Garth put down his paper, and was edified. It appeared that Miss Silver was now thoroughly conversant with the evidence given at the inquest. She touched upon it here and there, referring to Garth as well as to Miss Sophy for details as to the voice, manner, and general tone of witnesses. He became aware of a thought penetrating and illuminating whatever it touched. The prim, old-maidish manner which was its cloak began by amusing him, but before long the amusement changed to something not unlike discomfort. He felt a little as if he had picked up an old lady’s work-bag and found it to contain a bomb.

Aunt Sophy on the contrary was completely happy. It was years since she had had so appreciative an audience. She poured out information about everyone and everything – about Michael Harsch; about the Madocs; about her neighbours on the Green; about the village, about the Pincotts; about the rector, the sexton, the church, the organ; about poor dear Medora and what a terrible shock it had been to her; about the party telephone and how extremely inconvenient it was – ‘or might be if I ever had anything to say that I would really mind everybody knowing, because Mary Anne Doncaster – she is the younger of the two Miss Doncasters who live at Pennycott and a shocking invalid, poor thing – she sits and listens in by the hour when she hasn’t got anything else to do.

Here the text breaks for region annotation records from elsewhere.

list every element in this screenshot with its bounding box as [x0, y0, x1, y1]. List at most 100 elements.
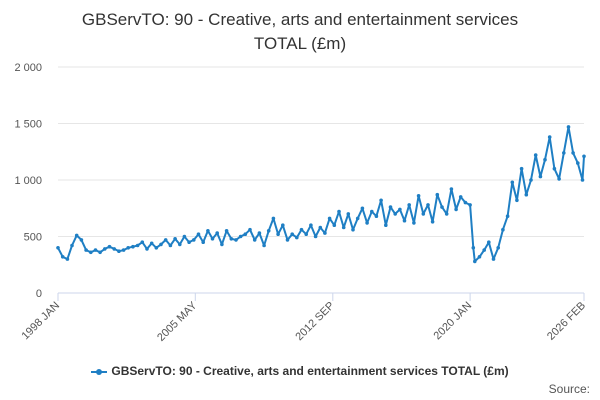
data-point[interactable] — [332, 223, 337, 227]
data-point[interactable] — [491, 257, 496, 261]
data-point[interactable] — [243, 232, 248, 236]
data-point[interactable] — [117, 249, 121, 253]
data-point[interactable] — [547, 135, 552, 139]
data-point[interactable] — [107, 244, 112, 249]
data-point[interactable] — [309, 223, 313, 227]
data-point[interactable] — [449, 187, 454, 191]
data-point[interactable] — [121, 248, 126, 252]
data-point[interactable] — [196, 232, 201, 236]
data-point[interactable] — [140, 240, 145, 244]
data-point[interactable] — [365, 221, 369, 225]
data-point[interactable] — [304, 232, 309, 236]
data-point[interactable] — [56, 246, 60, 250]
data-point[interactable] — [337, 209, 341, 214]
data-point[interactable] — [215, 231, 219, 235]
data-point[interactable] — [135, 243, 140, 248]
data-point[interactable] — [131, 244, 135, 249]
data-point[interactable] — [407, 203, 412, 207]
data-point[interactable] — [224, 229, 229, 233]
data-point[interactable] — [271, 216, 276, 221]
data-point[interactable] — [435, 192, 440, 197]
legend[interactable]: GBServTO: 90 - Creative, arts and entert… — [0, 364, 600, 378]
data-point[interactable] — [562, 151, 566, 155]
data-point[interactable] — [252, 238, 257, 242]
data-point[interactable] — [74, 233, 79, 238]
data-point[interactable] — [471, 246, 476, 250]
data-point[interactable] — [163, 238, 168, 242]
data-point[interactable] — [126, 246, 130, 250]
data-point[interactable] — [370, 209, 374, 214]
data-point[interactable] — [355, 216, 360, 221]
data-point[interactable] — [220, 242, 224, 247]
data-point[interactable] — [398, 207, 402, 212]
data-point[interactable] — [384, 223, 388, 227]
data-point[interactable] — [206, 229, 210, 233]
data-point[interactable] — [103, 247, 107, 251]
data-point[interactable] — [84, 248, 88, 252]
data-point[interactable] — [210, 237, 215, 241]
data-point[interactable] — [538, 174, 543, 179]
data-point[interactable] — [257, 231, 262, 235]
data-point[interactable] — [430, 220, 435, 224]
data-point[interactable] — [178, 242, 182, 247]
data-point[interactable] — [93, 248, 98, 252]
data-point[interactable] — [360, 206, 365, 211]
data-point[interactable] — [262, 243, 266, 248]
data-point[interactable] — [341, 225, 346, 230]
data-point[interactable] — [388, 205, 393, 209]
data-point[interactable] — [266, 229, 271, 233]
data-point[interactable] — [557, 177, 561, 181]
data-point[interactable] — [510, 180, 515, 185]
data-point[interactable] — [374, 214, 379, 218]
data-point[interactable] — [168, 243, 173, 248]
data-point[interactable] — [327, 216, 332, 221]
data-point[interactable] — [234, 238, 238, 242]
data-point[interactable] — [60, 254, 65, 259]
data-point[interactable] — [529, 178, 533, 182]
data-point[interactable] — [159, 242, 163, 247]
data-point[interactable] — [70, 243, 74, 248]
data-point[interactable] — [201, 240, 205, 244]
data-point[interactable] — [154, 246, 159, 250]
data-point[interactable] — [580, 178, 585, 182]
data-point[interactable] — [524, 192, 529, 197]
data-point[interactable] — [463, 200, 468, 205]
data-point[interactable] — [112, 247, 116, 251]
data-point[interactable] — [482, 248, 487, 252]
data-point[interactable] — [281, 223, 285, 227]
data-point[interactable] — [440, 205, 444, 209]
data-point[interactable] — [515, 198, 519, 203]
data-point[interactable] — [149, 241, 154, 246]
data-point[interactable] — [543, 157, 547, 162]
data-point[interactable] — [487, 240, 491, 244]
data-point[interactable] — [444, 212, 449, 216]
data-point[interactable] — [458, 195, 463, 199]
data-point[interactable] — [582, 154, 586, 159]
data-point[interactable] — [576, 161, 580, 165]
data-point[interactable] — [473, 259, 477, 264]
data-point[interactable] — [552, 166, 557, 171]
data-point[interactable] — [477, 254, 482, 259]
data-point[interactable] — [238, 234, 243, 239]
data-point[interactable] — [318, 225, 323, 230]
data-point[interactable] — [187, 240, 191, 244]
data-point[interactable] — [290, 232, 295, 236]
data-point[interactable] — [98, 250, 102, 255]
data-point[interactable] — [505, 214, 510, 218]
data-point[interactable] — [379, 198, 383, 203]
data-point[interactable] — [285, 238, 290, 242]
data-point[interactable] — [192, 238, 196, 242]
data-point[interactable] — [313, 234, 318, 239]
data-point[interactable] — [351, 227, 355, 232]
data-point[interactable] — [295, 235, 299, 240]
data-point[interactable] — [496, 246, 501, 250]
series-line-0[interactable] — [57, 125, 585, 263]
data-point[interactable] — [229, 237, 234, 241]
data-point[interactable] — [346, 212, 351, 216]
data-point[interactable] — [248, 227, 252, 232]
data-point[interactable] — [89, 250, 93, 255]
data-point[interactable] — [454, 207, 458, 212]
data-point[interactable] — [571, 151, 575, 155]
data-point[interactable] — [468, 203, 472, 207]
data-point[interactable] — [402, 218, 407, 223]
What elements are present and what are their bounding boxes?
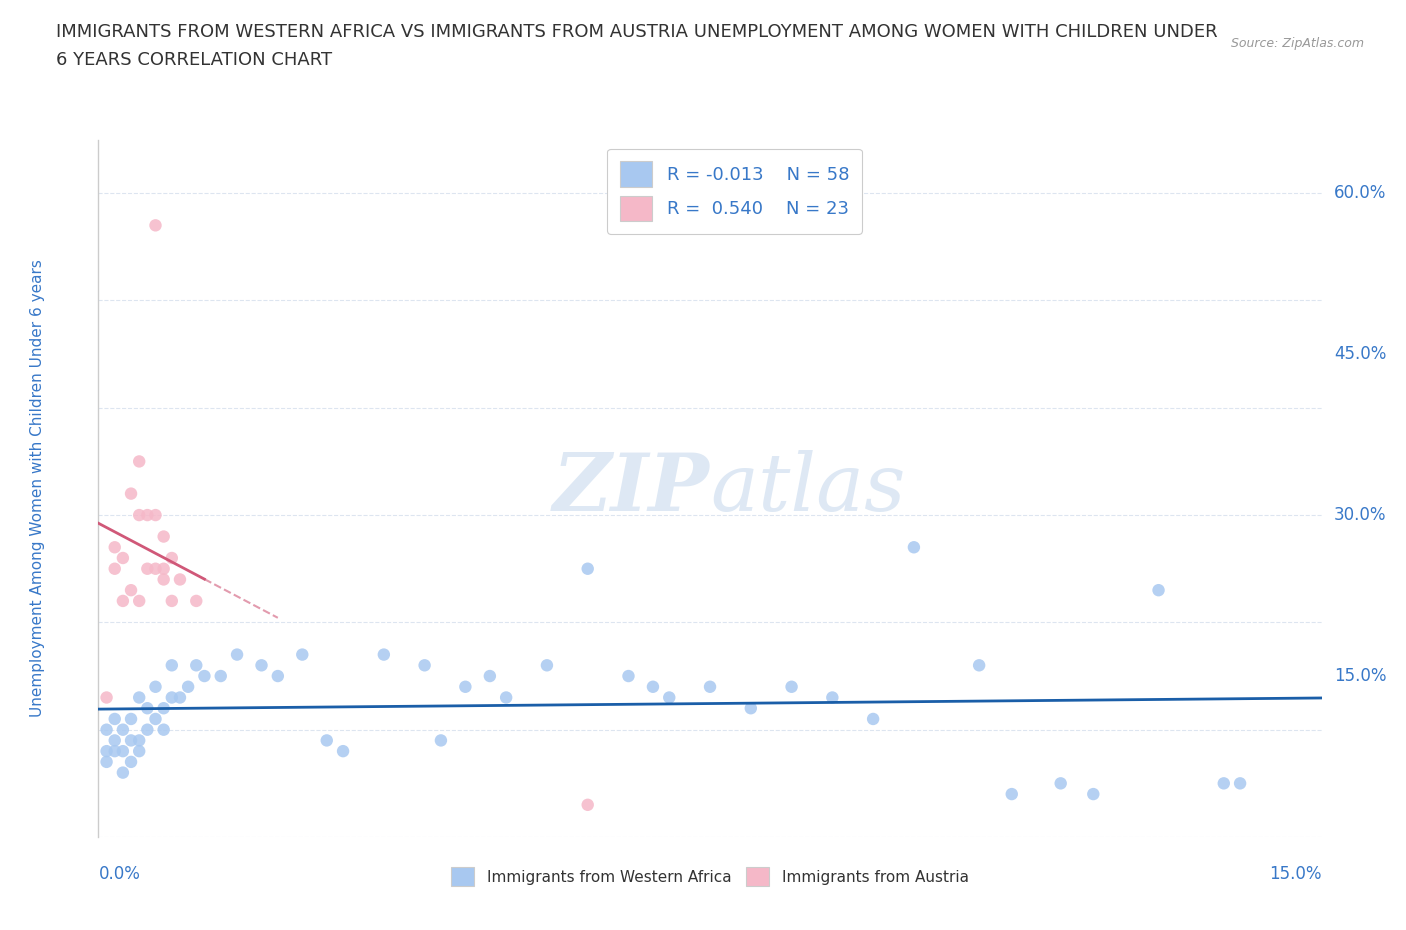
Point: [136, 701, 159, 716]
Point: [104, 744, 127, 759]
Point: [617, 669, 640, 684]
Point: [111, 765, 134, 780]
Point: [1147, 583, 1170, 598]
Point: [193, 669, 215, 684]
Point: [152, 701, 174, 716]
Point: [267, 669, 290, 684]
Point: [104, 539, 127, 554]
Text: Unemployment Among Women with Children Under 6 years: Unemployment Among Women with Children U…: [30, 259, 45, 717]
Point: [128, 733, 150, 748]
Text: 15.0%: 15.0%: [1270, 865, 1322, 883]
Point: [136, 562, 159, 577]
Point: [160, 690, 183, 705]
Text: 0.0%: 0.0%: [98, 865, 141, 883]
Point: [152, 562, 174, 577]
Point: [740, 701, 762, 716]
Point: [128, 454, 150, 469]
Point: [177, 679, 200, 694]
Point: [169, 690, 191, 705]
Point: [145, 679, 167, 694]
Point: [495, 690, 517, 705]
Point: [536, 658, 558, 672]
Point: [120, 486, 142, 501]
Point: [1083, 787, 1105, 802]
Point: [111, 723, 134, 737]
Text: atlas: atlas: [710, 449, 905, 527]
Point: [1229, 776, 1251, 790]
Point: [111, 744, 134, 759]
Point: [186, 658, 208, 672]
Point: [1212, 776, 1234, 790]
Point: [104, 733, 127, 748]
Point: [641, 679, 664, 694]
Point: [104, 562, 127, 577]
Point: [332, 744, 354, 759]
Point: [780, 679, 803, 694]
Point: [699, 679, 721, 694]
Point: [862, 711, 884, 726]
Point: [576, 562, 599, 577]
Text: 60.0%: 60.0%: [1334, 184, 1386, 202]
Point: [291, 647, 314, 662]
Point: [576, 797, 599, 812]
Point: [145, 562, 167, 577]
Point: [96, 723, 118, 737]
Point: [413, 658, 436, 672]
Point: [658, 690, 681, 705]
Text: 45.0%: 45.0%: [1334, 345, 1386, 363]
Point: [145, 218, 167, 232]
Text: Source: ZipAtlas.com: Source: ZipAtlas.com: [1230, 37, 1364, 50]
Point: [145, 711, 167, 726]
Point: [136, 723, 159, 737]
Point: [96, 744, 118, 759]
Point: [315, 733, 337, 748]
Point: [136, 508, 159, 523]
Point: [1001, 787, 1024, 802]
Point: [120, 583, 142, 598]
Point: [250, 658, 273, 672]
Point: [120, 754, 142, 769]
Point: [209, 669, 232, 684]
Point: [152, 723, 174, 737]
Point: [821, 690, 844, 705]
Point: [96, 690, 118, 705]
Point: [128, 508, 150, 523]
Point: [226, 647, 249, 662]
Point: [160, 593, 183, 608]
Point: [967, 658, 990, 672]
Legend: Immigrants from Western Africa, Immigrants from Austria: Immigrants from Western Africa, Immigran…: [446, 861, 974, 892]
Point: [120, 733, 142, 748]
Point: [128, 744, 150, 759]
Point: [478, 669, 501, 684]
Point: [169, 572, 191, 587]
Point: [903, 539, 925, 554]
Point: [454, 679, 477, 694]
Point: [1049, 776, 1071, 790]
Point: [373, 647, 395, 662]
Text: 30.0%: 30.0%: [1334, 506, 1386, 525]
Point: [104, 711, 127, 726]
Point: [111, 593, 134, 608]
Point: [111, 551, 134, 565]
Text: 6 YEARS CORRELATION CHART: 6 YEARS CORRELATION CHART: [56, 51, 332, 69]
Point: [186, 593, 208, 608]
Text: 15.0%: 15.0%: [1334, 667, 1386, 685]
Point: [145, 508, 167, 523]
Point: [160, 551, 183, 565]
Text: IMMIGRANTS FROM WESTERN AFRICA VS IMMIGRANTS FROM AUSTRIA UNEMPLOYMENT AMONG WOM: IMMIGRANTS FROM WESTERN AFRICA VS IMMIGR…: [56, 23, 1218, 41]
Point: [128, 593, 150, 608]
Point: [160, 658, 183, 672]
Point: [152, 572, 174, 587]
Point: [430, 733, 453, 748]
Point: [152, 529, 174, 544]
Point: [120, 711, 142, 726]
Text: ZIP: ZIP: [553, 449, 710, 527]
Point: [128, 690, 150, 705]
Point: [96, 754, 118, 769]
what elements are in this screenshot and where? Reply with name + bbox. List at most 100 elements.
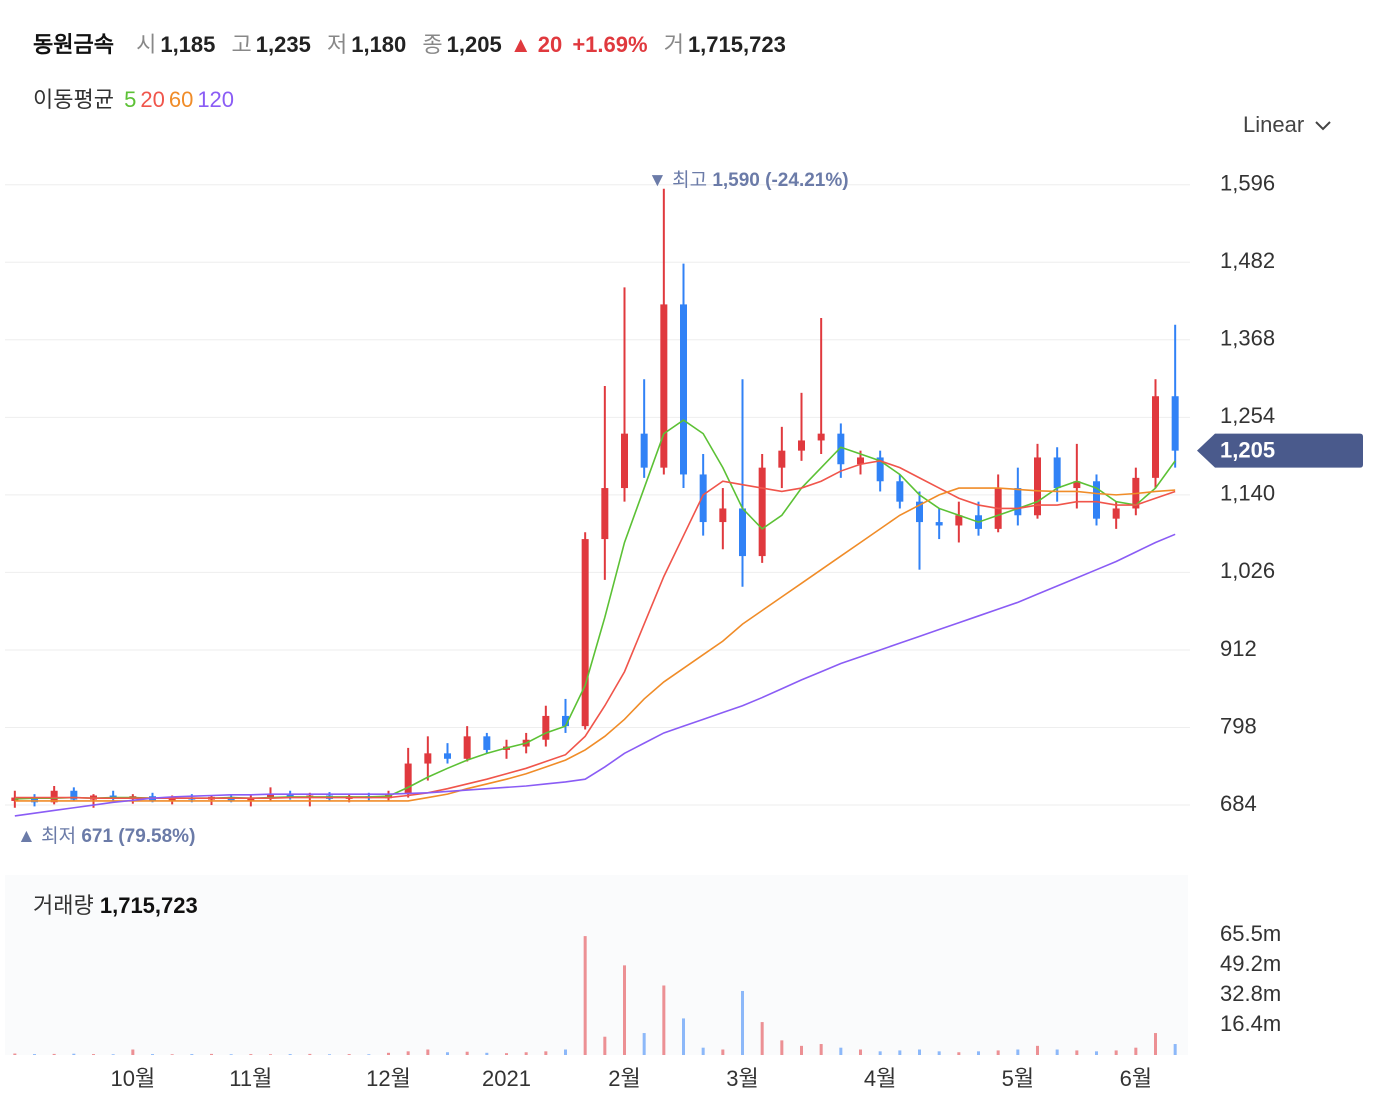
volume-bar <box>701 1047 705 1055</box>
volume-bar <box>721 1049 725 1055</box>
volume-tick-label: 32.8m <box>1220 981 1281 1006</box>
candle-body <box>1034 457 1041 516</box>
ma-line <box>14 533 1176 817</box>
candle-body <box>935 522 943 526</box>
volume-bar <box>524 1052 528 1055</box>
volume-panel <box>5 875 1188 1055</box>
open-label: 시 <box>136 32 157 57</box>
volume-bar <box>1036 1045 1039 1055</box>
volume-bar <box>210 1053 213 1055</box>
volume-bar <box>1134 1047 1138 1055</box>
volume-bar <box>72 1053 76 1055</box>
volume-bar <box>642 1033 646 1055</box>
candle-body <box>817 433 825 441</box>
volume-bar <box>151 1054 154 1055</box>
ma-line <box>14 460 1176 800</box>
candle-body <box>955 515 963 526</box>
candle-body <box>50 790 58 803</box>
volume-bar <box>1075 1050 1079 1055</box>
candle-body <box>680 304 687 475</box>
volume-bar <box>819 1044 823 1055</box>
candle-body <box>778 450 786 468</box>
volume-bar <box>603 1036 607 1055</box>
candle-body <box>1112 508 1120 519</box>
candle-body <box>758 467 766 557</box>
volume-bar <box>505 1053 508 1055</box>
candle-body <box>267 794 274 799</box>
ma-label: 이동평균 <box>33 87 114 112</box>
volume-tick-label: 65.5m <box>1220 921 1281 946</box>
volume-bar <box>544 1051 548 1055</box>
price-tag-label: 1,205 <box>1220 437 1275 462</box>
candle-body <box>837 433 845 465</box>
volume-tick-label: 49.2m <box>1220 951 1281 976</box>
candle-body <box>798 440 805 451</box>
candle-body <box>247 798 255 801</box>
open-value: 1,185 <box>160 32 216 57</box>
legend-entry: 20 <box>140 87 165 112</box>
candle-body <box>562 715 569 727</box>
volume-bar <box>564 1049 567 1055</box>
candle-body <box>70 790 78 800</box>
volume-bar <box>33 1054 36 1055</box>
volume-bar <box>308 1053 312 1055</box>
low-value: 1,180 <box>351 32 407 57</box>
candle-body <box>31 797 38 803</box>
volume-bar <box>682 1018 685 1055</box>
volume-bar <box>1095 1051 1098 1055</box>
volume-bar <box>839 1047 843 1055</box>
volume-bar <box>583 936 587 1055</box>
scale-select[interactable]: Linear <box>1243 112 1331 138</box>
y-tick-label: 1,368 <box>1220 326 1275 351</box>
scale-label[interactable]: Linear <box>1243 112 1305 137</box>
max-annotation: ▼ 최고 1,590 (-24.21%) <box>648 165 849 192</box>
chevron[interactable] <box>1314 120 1332 132</box>
close-label: 종 <box>422 32 443 57</box>
volume-bar <box>131 1049 135 1055</box>
candle-body <box>1053 457 1061 489</box>
volume-label: 거 <box>663 32 684 57</box>
high-value: 1,235 <box>255 32 311 57</box>
legend-entry: 60 <box>168 87 194 112</box>
volume-bar <box>1055 1049 1059 1055</box>
candle-body <box>168 797 176 801</box>
x-tick-label: 12월 <box>366 1066 411 1091</box>
volume-header: 거래량 1,715,723 <box>33 888 198 920</box>
volume-bar <box>111 1054 115 1055</box>
volume-bar <box>996 1050 1000 1055</box>
max-text: 1,590 (-24.21%) <box>712 170 849 191</box>
y-tick-label: 798 <box>1220 713 1257 738</box>
volume-bar <box>1114 1050 1118 1055</box>
legend-entry: 120 <box>197 87 235 112</box>
candle-body <box>404 763 412 795</box>
volume-bar <box>1173 1044 1177 1055</box>
volume-bar <box>190 1054 194 1055</box>
ma-line <box>14 487 1176 802</box>
volume-bar <box>898 1050 902 1055</box>
candle-body <box>1073 481 1081 489</box>
x-tick-label: 6월 <box>1120 1066 1152 1091</box>
volume-bar <box>1016 1049 1020 1055</box>
volume-bar <box>1154 1033 1157 1055</box>
volume-bar <box>170 1054 174 1055</box>
volume-title: 거래량 <box>33 893 94 918</box>
y-tick-label: 1,254 <box>1220 403 1275 428</box>
candle-body <box>424 753 432 764</box>
volume-bar <box>229 1054 233 1055</box>
candle-body <box>1171 396 1179 451</box>
candle-body <box>11 797 19 801</box>
volume-bar <box>387 1052 390 1055</box>
volume-bar <box>92 1054 95 1055</box>
stock-name: 동원금속 <box>33 32 114 57</box>
volume-bar <box>878 1051 882 1055</box>
y-tick-label: 912 <box>1220 636 1257 661</box>
candle-body <box>660 304 668 468</box>
x-tick-label: 2021 <box>482 1066 531 1091</box>
candle-body <box>286 794 294 798</box>
header: 동원금속 시 1,185 고 1,235 저 1,180 종 1,205 ▲ 20 +1… <box>33 27 796 59</box>
x-tick-label: 3월 <box>726 1066 758 1091</box>
volume-total: 1,715,723 <box>99 893 198 918</box>
candle-body <box>916 501 923 523</box>
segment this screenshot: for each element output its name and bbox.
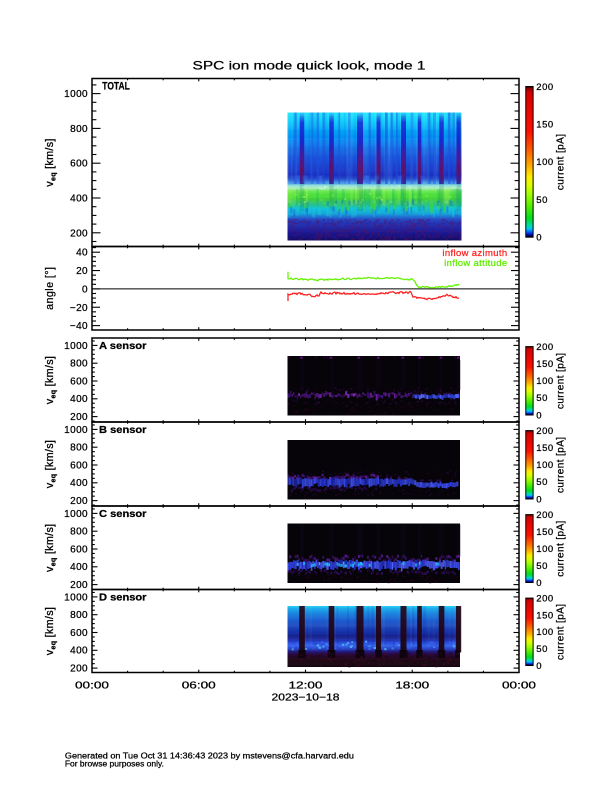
svg-text:200: 200 [536,342,553,353]
svg-text:inflow attitude: inflow attitude [444,258,507,269]
svg-text:800: 800 [70,359,88,370]
svg-text:angle [°]: angle [°] [44,267,56,310]
svg-text:0: 0 [536,661,542,672]
svg-text:00:00: 00:00 [75,680,110,691]
svg-text:800: 800 [70,124,88,135]
svg-text:−20: −20 [70,303,88,314]
svg-text:50: 50 [536,561,548,572]
svg-text:TOTAL: TOTAL [102,81,130,93]
svg-text:100: 100 [536,376,553,387]
svg-text:200: 200 [70,496,88,507]
svg-text:400: 400 [70,478,88,489]
svg-text:200: 200 [70,228,88,239]
svg-text:0: 0 [82,284,88,295]
svg-text:150: 150 [536,527,553,538]
svg-text:150: 150 [536,119,553,130]
svg-text:06:00: 06:00 [182,680,217,691]
svg-text:D sensor: D sensor [99,592,147,604]
svg-text:A sensor: A sensor [99,340,147,352]
svg-text:200: 200 [536,593,553,604]
svg-text:150: 150 [536,443,553,454]
svg-text:200: 200 [536,82,553,93]
svg-text:0: 0 [536,578,542,589]
svg-text:C sensor: C sensor [99,508,147,520]
svg-text:For browse purposes only.: For browse purposes only. [65,759,164,768]
svg-text:1000: 1000 [64,592,88,603]
svg-text:40: 40 [76,248,88,259]
svg-text:200: 200 [536,426,553,437]
svg-text:600: 600 [70,628,88,639]
svg-text:2023−10−18: 2023−10−18 [272,693,341,704]
svg-text:400: 400 [70,646,88,657]
svg-text:400: 400 [70,562,88,573]
svg-text:200: 200 [70,412,88,423]
svg-text:100: 100 [536,157,553,168]
svg-text:18:00: 18:00 [395,680,430,691]
svg-text:50: 50 [536,393,548,404]
svg-text:Generated on Tue Oct 31 14:36:: Generated on Tue Oct 31 14:36:43 2023 by… [65,752,354,761]
svg-text:200: 200 [536,510,553,521]
svg-text:400: 400 [70,194,88,205]
svg-text:1000: 1000 [64,89,88,100]
svg-text:12:00: 12:00 [289,680,324,691]
svg-text:−40: −40 [70,321,88,332]
svg-text:800: 800 [70,443,88,454]
svg-text:current [pA]: current [pA] [556,604,567,661]
svg-text:0: 0 [536,494,542,505]
svg-text:100: 100 [536,627,553,638]
svg-text:inflow azimuth: inflow azimuth [442,248,507,259]
svg-text:1000: 1000 [64,509,88,520]
svg-text:600: 600 [70,544,88,555]
svg-text:1000: 1000 [64,425,88,436]
svg-text:150: 150 [536,359,553,370]
svg-text:current [pA]: current [pA] [556,134,567,191]
svg-text:50: 50 [536,477,548,488]
svg-text:150: 150 [536,610,553,621]
svg-text:800: 800 [70,610,88,621]
svg-text:veq [km/s]: veq [km/s] [44,356,57,404]
svg-text:400: 400 [70,394,88,405]
svg-text:200: 200 [70,580,88,591]
svg-text:00:00: 00:00 [502,680,537,691]
svg-text:B sensor: B sensor [99,424,147,436]
svg-text:veq [km/s]: veq [km/s] [44,524,57,572]
svg-text:current [pA]: current [pA] [556,437,567,494]
svg-text:600: 600 [70,159,88,170]
svg-text:0: 0 [536,410,542,421]
svg-text:800: 800 [70,527,88,538]
svg-text:50: 50 [536,644,548,655]
svg-text:200: 200 [70,664,88,675]
svg-text:50: 50 [536,195,548,206]
svg-text:100: 100 [536,460,553,471]
svg-text:600: 600 [70,376,88,387]
svg-text:0: 0 [536,233,542,244]
svg-text:20: 20 [76,266,88,277]
svg-text:current [pA]: current [pA] [556,520,567,577]
svg-text:600: 600 [70,460,88,471]
svg-text:1000: 1000 [64,341,88,352]
svg-text:SPC ion mode quick look, mode: SPC ion mode quick look, mode 1 [193,58,426,72]
svg-text:current [pA]: current [pA] [556,353,567,410]
svg-text:100: 100 [536,544,553,555]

And I daresay there are others as well, though I wouldn’t put a name to them. But I’m afraid that the only person who has interesting calls is Mrs Mottram. She is a widow, you know, and very pretty, and young men do ring her up. Mostly friends of her husband’s, I expect, but of course Mary Anne and Lucy Ellen make the most of it.’

Miss Silver coughed and said that gossip was usually ill-natured and very often untrue. After which she picked up the ball of wool which had rolled from her lap to the floor and steered the conversation back to the Tuesday night when Mr Harsch had met his death.

‘You were sitting in here with the window open, Miss Fell?’

Miss Sophy nodded. She was feeling pleased and important. If she had been a cat she would have purred.

‘Oh, yes – behind the black-out. It was such a mild evening.’

‘And you could hear the organ?’

‘Oh, yes. Mr Harsch was playing Purcell’s Trumpet Voluntary – only now they say that is wasn’t by Purcell at all, but by somebody called – Clark, I think it is. So beautiful.’

‘What time would that have been?’

‘Well, I don’t know that I can say exactly, but I suppose somewhere before half-past nine, because Medora was still in the drawing-room, she had gone upstairs before the half hour.’

‘You could hear the music quite clearly?’

‘Oh, yes, quite.’

Miss Silver stopped knitting for a moment and leaned forward.

‘When did you stop hearing it?’

Miss Sophy’s blue eyes became quite round with surprise. All her sausage curls wobbled, and so did her chins.

‘I don’t know. Did I stop hearing it?’

Miss Silver smiled and went on knitting.

‘I think you must have done. Before half-past nine Miss Brown was in the room with you. Quite probably you were talking.’

‘Oh, yes.’

‘Yet you heard the music distinctly – you could identify the Trumpet Voluntary. But at a quarter to ten you had opened the glass door and gone down the steps to the garden because – I am quoting your evidence – you wanted to smell the night-flowering stock and to hear whether Mr Harsch was still playing the organ.’

Miss Sophy nodded again.

‘Yes – so I had.’

Miss Silver’s needles clicked.

‘Will you try and remember when the music stopped. Did you hear anything after the Trumpet Voluntary?’

‘Oh, yes, I did. But I don’t know what it was. I thought he was improvising.’

‘That was after Miss Brown had left the room?’

Miss Sophy took a moment to think about this.